Stitchwork and the senescent woman is the central combination in the poignant work of Hadar Sobol.

The weariness of Woman and fine intricacies of “woman’s work” - needlepoint, embroidery, and serge stitching - are the primary forces in the work of Hadar Sobol. In fact, the wilted and senescent woman is a leitmotif in this body of work. An artwork of thread and ink on vintage linen, “The Procession III” is a small figure-text triptych. Two skin-sagging women wearing droopy sackcloth dresses are stitched in black thread. They flank a Hebrew text written in ink at the center. Trudging along as though bearing someone else’s heaviness, one woman carries a wrapped bundle while the bundle-less other is in mid-step. The text at the center comes from “Weeping Susannah,” a book about a young woman, who, though socially challenged and immature, blossoms into her full self by reaching out to a visitor.

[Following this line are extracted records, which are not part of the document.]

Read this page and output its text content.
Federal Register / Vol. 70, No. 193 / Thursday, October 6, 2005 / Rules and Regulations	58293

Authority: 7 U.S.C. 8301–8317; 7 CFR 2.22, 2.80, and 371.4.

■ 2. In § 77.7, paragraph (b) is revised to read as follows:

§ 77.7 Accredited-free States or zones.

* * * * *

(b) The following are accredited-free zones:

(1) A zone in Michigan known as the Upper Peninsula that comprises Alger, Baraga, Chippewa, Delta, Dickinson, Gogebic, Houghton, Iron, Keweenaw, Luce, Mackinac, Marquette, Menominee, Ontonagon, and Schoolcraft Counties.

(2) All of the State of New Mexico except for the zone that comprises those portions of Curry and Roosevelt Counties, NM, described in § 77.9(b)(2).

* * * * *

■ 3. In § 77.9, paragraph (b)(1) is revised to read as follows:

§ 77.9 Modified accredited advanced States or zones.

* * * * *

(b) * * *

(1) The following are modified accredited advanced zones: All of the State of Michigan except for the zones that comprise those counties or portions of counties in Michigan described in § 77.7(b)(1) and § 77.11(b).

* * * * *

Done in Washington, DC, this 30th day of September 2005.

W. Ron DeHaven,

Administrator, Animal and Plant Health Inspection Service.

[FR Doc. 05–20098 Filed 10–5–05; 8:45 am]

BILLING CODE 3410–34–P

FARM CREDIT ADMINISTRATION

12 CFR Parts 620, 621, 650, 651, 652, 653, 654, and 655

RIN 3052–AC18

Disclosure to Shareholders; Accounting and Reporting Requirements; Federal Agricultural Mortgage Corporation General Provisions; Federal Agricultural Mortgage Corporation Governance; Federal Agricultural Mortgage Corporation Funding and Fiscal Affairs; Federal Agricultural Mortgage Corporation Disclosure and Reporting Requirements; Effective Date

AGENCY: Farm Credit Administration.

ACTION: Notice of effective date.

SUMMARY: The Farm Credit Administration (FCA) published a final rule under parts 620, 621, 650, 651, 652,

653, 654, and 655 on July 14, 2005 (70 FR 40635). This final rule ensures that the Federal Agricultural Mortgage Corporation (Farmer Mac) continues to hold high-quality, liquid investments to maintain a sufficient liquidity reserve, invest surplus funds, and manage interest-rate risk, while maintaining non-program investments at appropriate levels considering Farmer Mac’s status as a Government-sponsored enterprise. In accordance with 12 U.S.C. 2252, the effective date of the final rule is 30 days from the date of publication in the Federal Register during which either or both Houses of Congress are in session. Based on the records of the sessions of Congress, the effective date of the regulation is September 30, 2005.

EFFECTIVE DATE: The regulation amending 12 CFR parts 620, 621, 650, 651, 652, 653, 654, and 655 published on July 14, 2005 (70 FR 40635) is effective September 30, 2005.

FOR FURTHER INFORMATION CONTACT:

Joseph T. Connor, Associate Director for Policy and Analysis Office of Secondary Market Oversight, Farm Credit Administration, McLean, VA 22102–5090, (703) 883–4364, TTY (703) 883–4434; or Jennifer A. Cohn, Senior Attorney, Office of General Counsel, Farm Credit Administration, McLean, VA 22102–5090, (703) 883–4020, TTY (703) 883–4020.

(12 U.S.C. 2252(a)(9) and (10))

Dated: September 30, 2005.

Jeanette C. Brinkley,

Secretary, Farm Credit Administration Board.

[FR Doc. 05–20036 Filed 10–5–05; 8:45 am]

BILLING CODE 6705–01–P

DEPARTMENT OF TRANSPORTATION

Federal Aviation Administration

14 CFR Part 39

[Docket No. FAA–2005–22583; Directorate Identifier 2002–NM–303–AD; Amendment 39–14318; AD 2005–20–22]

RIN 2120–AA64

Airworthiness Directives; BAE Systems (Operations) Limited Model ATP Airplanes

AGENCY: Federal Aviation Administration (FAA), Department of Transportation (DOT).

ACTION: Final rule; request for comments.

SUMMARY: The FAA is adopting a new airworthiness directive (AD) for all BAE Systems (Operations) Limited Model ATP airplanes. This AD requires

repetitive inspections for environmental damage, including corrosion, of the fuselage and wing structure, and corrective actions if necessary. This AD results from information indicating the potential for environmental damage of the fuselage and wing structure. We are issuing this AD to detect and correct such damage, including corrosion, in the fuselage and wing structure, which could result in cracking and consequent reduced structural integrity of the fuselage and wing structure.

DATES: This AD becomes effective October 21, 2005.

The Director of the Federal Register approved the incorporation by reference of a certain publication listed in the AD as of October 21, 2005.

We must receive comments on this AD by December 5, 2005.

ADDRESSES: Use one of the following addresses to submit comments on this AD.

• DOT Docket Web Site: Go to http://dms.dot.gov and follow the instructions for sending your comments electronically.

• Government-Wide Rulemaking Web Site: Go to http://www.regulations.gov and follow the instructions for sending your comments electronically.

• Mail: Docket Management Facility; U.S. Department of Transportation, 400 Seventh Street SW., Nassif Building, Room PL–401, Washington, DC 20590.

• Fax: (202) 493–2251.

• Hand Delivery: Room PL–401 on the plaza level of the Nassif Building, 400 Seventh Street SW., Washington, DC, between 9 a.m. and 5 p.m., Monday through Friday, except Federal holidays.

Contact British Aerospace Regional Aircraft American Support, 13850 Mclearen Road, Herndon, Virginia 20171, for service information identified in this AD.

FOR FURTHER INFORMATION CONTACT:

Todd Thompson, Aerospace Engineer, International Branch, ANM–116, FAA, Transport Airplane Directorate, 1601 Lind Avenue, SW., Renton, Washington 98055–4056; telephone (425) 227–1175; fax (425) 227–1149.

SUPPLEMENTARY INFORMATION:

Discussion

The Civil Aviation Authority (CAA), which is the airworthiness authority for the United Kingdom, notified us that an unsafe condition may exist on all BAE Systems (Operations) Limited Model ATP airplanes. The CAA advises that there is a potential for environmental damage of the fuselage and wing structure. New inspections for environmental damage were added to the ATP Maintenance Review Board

Inspired by this book, Sobol has made a body of work which is not so much about midlife crisis as midlife sadness.

Midlife marks the passage into true adulthood. Sobol stages it as the “supreme moment,” or the Kairos, wherein mentee becomes mentor, follower passes over to leader, and young-adult female develops into Woman. At the same time the Greek term Kairos refers to an in-between-ness, a liminal zone where the unexpected occurs. It logically follows that Sobol’s thread-on-fabric, ink-on-paper works and paintings strike an odd sense of temporality. The off-white swatches of linen strike a sense of nostalgia, a feeling for the past, while the figures of worn-out old women look darkly out to the future, to the inevitable entropy of time ahead.

The saccharine new-age undercurrent of this work is fortunately cut by the cruel truth of aging. The women woven into Sobol’s fabric are slightly hunch-backed, toughened by the drudgeries of housework and manual labor. “Goddesses are never pregnant” is another triptych. There are three figures: two of the stock women on opposite sides, with a skeletal marionette dangling in between them. A small box with the word “GO” is stitched at the bottom.

Also inspired by the “inner voyage” of the woman in “Weeping Susannah,” “Go” is the title of a larger multi-media installation in which Sobol incorporates video into her work. A component of this work stands at the center of the gallery in the form of a vitrine containing precious linen fabric on which is woven four of the crone figures, each carrying a heavy bag. To the left, there is a faint flicker of a small screen that sits beneath the thin fabric. It is a video showing the pendulous forms of bare-breasted women. Skin-sheathed and bulbous in form, naked women slowly roil around in a cramped space. She padded the models’ bodies in the videos, having them don panty hose filled with wads of cloth. Reminiscent of Louise Bourgeois’ “Obese Bulimic Anorexic” series, Sobol makes a statement about female body dysmorphia.
 
It would be a stretch to call this work political. A more apt appraisal is that it was made in the spirit of a quiet, reserved, and resolved feminism. At the same time, the work functions apart from universals. It is intimate and deeply personal – about the isolation of Woman and woman, the archetypal female and the artist.